Japan’s Finance Minister Satsuki Katayama isn’t being subtle. She wants currency speculators to know that Tokyo and Washington are on the same page, and that the playbook for defending the yen hasn’t changed.
Katayama reiterated that Japanese authorities remain prepared for “decisive action” against speculative movements affecting the yen, stressing the importance of ongoing dialogue with US counterparts.
What’s actually on the table
The foundation for this coordination traces back to a Japan-US joint statement from September 2025 that explicitly permits intervention against “disorderly” currency moves. That agreement gave both countries diplomatic cover to act in tandem when forex markets get out of hand.

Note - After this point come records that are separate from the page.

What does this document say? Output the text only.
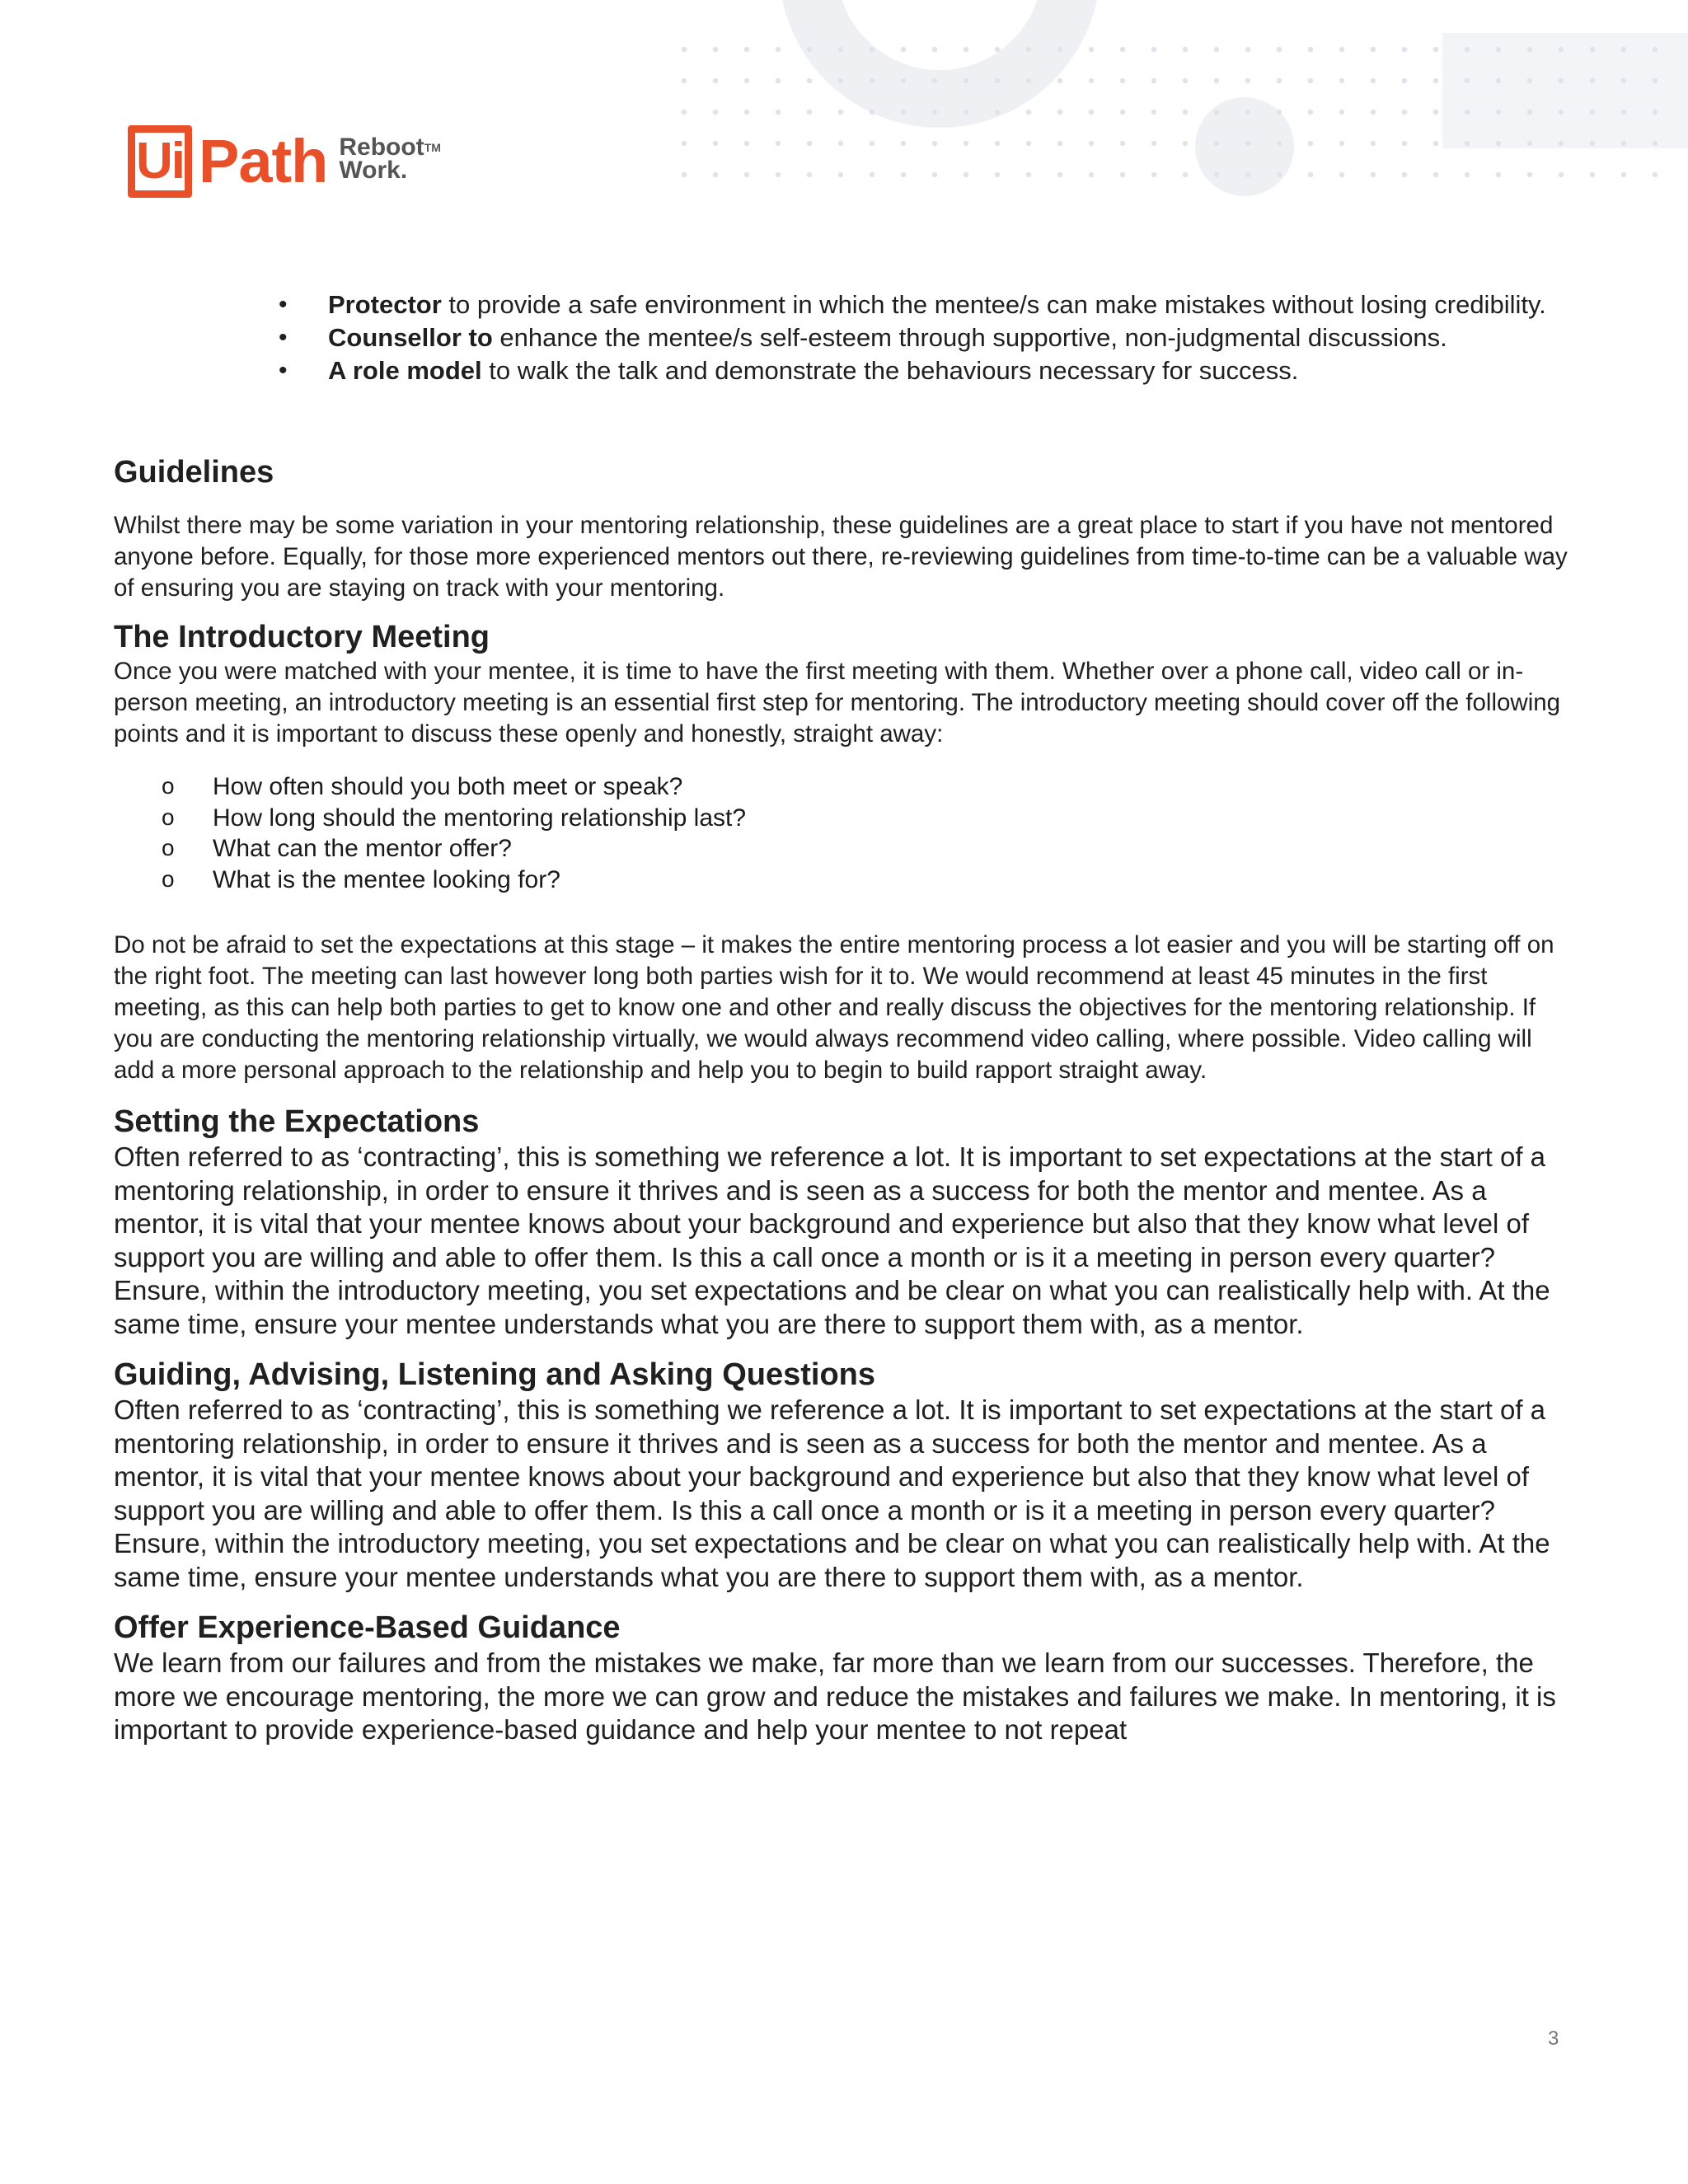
Ui Path Reboot™
Work.
• Protector to provide a safe environment in which the mentee/s can make mistakes without losing credibility.
• Counsellor to enhance the mentee/s self-esteem through supportive, non-judgmental discussions.
• A role model to walk the talk and demonstrate the behaviours necessary for success.
Guidelines

Whilst there may be some variation in your mentoring relationship, these guidelines are a great place to start if you have not mentored anyone before. Equally, for those more experienced mentors out there, re-reviewing guidelines from time-to-time can be a valuable way of ensuring you are staying on track with your mentoring.

The Introductory Meeting

Once you were matched with your mentee, it is time to have the first meeting with them. Whether over a phone call, video call or in-person meeting, an introductory meeting is an essential first step for mentoring. The introductory meeting should cover off the following points and it is important to discuss these openly and honestly, straight away:

o How often should you both meet or speak?
o How long should the mentoring relationship last?
o What can the mentor offer?
o What is the mentee looking for?

Do not be afraid to set the expectations at this stage – it makes the entire mentoring process a lot easier and you will be starting off on the right foot. The meeting can last however long both parties wish for it to. We would recommend at least 45 minutes in the first meeting, as this can help both parties to get to know one and other and really discuss the objectives for the mentoring relationship. If you are conducting the mentoring relationship virtually, we would always recommend video calling, where possible. Video calling will add a more personal approach to the relationship and help you to begin to build rapport straight away.

Setting the Expectations

Often referred to as ‘contracting’, this is something we reference a lot. It is important to set expectations at the start of a mentoring relationship, in order to ensure it thrives and is seen as a success for both the mentor and mentee. As a mentor, it is vital that your mentee knows about your background and experience but also that they know what level of support you are willing and able to offer them. Is this a call once a month or is it a meeting in person every quarter? Ensure, within the introductory meeting, you set expectations and be clear on what you can realistically help with. At the same time, ensure your mentee understands what you are there to support them with, as a mentor.

Guiding, Advising, Listening and Asking Questions

Often referred to as ‘contracting’, this is something we reference a lot. It is important to set expectations at the start of a mentoring relationship, in order to ensure it thrives and is seen as a success for both the mentor and mentee. As a mentor, it is vital that your mentee knows about your background and experience but also that they know what level of support you are willing and able to offer them. Is this a call once a month or is it a meeting in person every quarter? Ensure, within the introductory meeting, you set expectations and be clear on what you can realistically help with. At the same time, ensure your mentee understands what you are there to support them with, as a mentor.

Offer Experience-Based Guidance

We learn from our failures and from the mistakes we make, far more than we learn from our successes. Therefore, the more we encourage mentoring, the more we can grow and reduce the mistakes and failures we make. In mentoring, it is important to provide experience-based guidance and help your mentee to not repeat

3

The relationship was reinforced on May 12, 2026, when Katayama met with US Treasury Secretary Scott Bessent in Tokyo. The two officials confirmed their alignment on currency market coordination, a meeting that came against a backdrop of yen weakness driven by external factors, including developments in the Middle East.
Katayama has specifically flagged the 160 to 161 yen per dollar range as a zone that could trigger intervention. Historically, Japanese authorities have stepped in when the yen approaches or exceeds those levels.
To put the scale of past interventions in perspective, Japan has reportedly spent approximately $63.5 billion defending its currency in previous rounds.
Why this matters beyond forex desks
Katayama assumed office as Finance Minister in October 2025 under the Takaichi Cabinet, and her tenure has been defined by a single-minded focus on currency stability. Every public statement has carried the same DNA: Japan will act, Japan will coordinate with the US, and speculators should think twice.
The September 2025 joint statement effectively resolved that tension, at least on paper. By agreeing that “disorderly” moves warrant coordinated responses, both sides created a lane for intervention that doesn’t trigger the usual geopolitical friction.
What crypto and traditional market investors should watch
There are no references to crypto tokens or protocols in any of the coordination discussions between Katayama and Bessent. The forex intervention framework exists entirely within the realm of central bank and treasury operations.
For traditional market participants, if the yen slides toward the 160 to 161 range again, the probability of intervention spikes. And based on historical precedent, that intervention would be large enough to move markets. Traders who are short the yen at those levels are essentially betting against a government that has publicly committed, with US backing, to defending the currency.